Arras : le préfet du Pas-de-Calais rencontre la CGB sur la filière betterave

Réunion le 22 avril avec les planteurs pour aborder climat, phytosanitaires et irrigation dans le département

Arras : le préfet du Pas-de-Calais rencontre la CGB sur la filière betterave
Illustration Thomas Vandamme / info.fr

Le préfet du Pas-de-Calais a reçu des représentants de la Confédération Générale des Planteurs de Betteraves le 22 avril 2026 à Arras. Au menu : souveraineté alimentaire, interdictions de produits phytosanitaires et développement de l'irrigation locale.

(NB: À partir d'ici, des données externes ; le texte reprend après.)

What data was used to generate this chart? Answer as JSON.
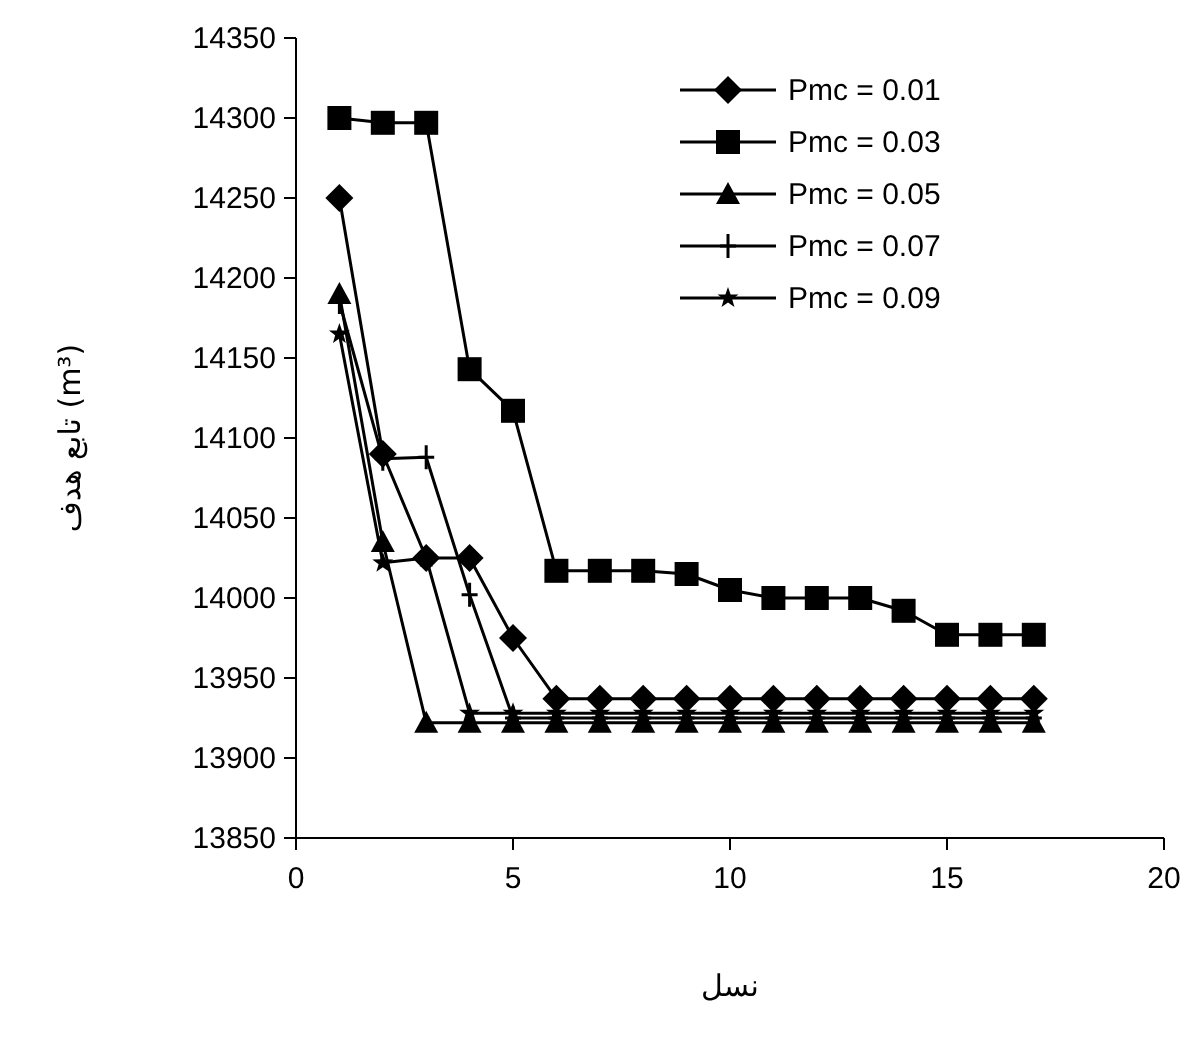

La rencontre s’est tenue mercredi matin. Le préfet du Pas-de-Calais a accueilli les représentants de la CGB, dont Guillaume Wullens, président régional Nord-Pas-de-Calais. L’échange a porté sur les tensions structurelles qui pèsent sur la filière betteravière, selon la préfecture qui a relayé la réunion sur son compte X officiel.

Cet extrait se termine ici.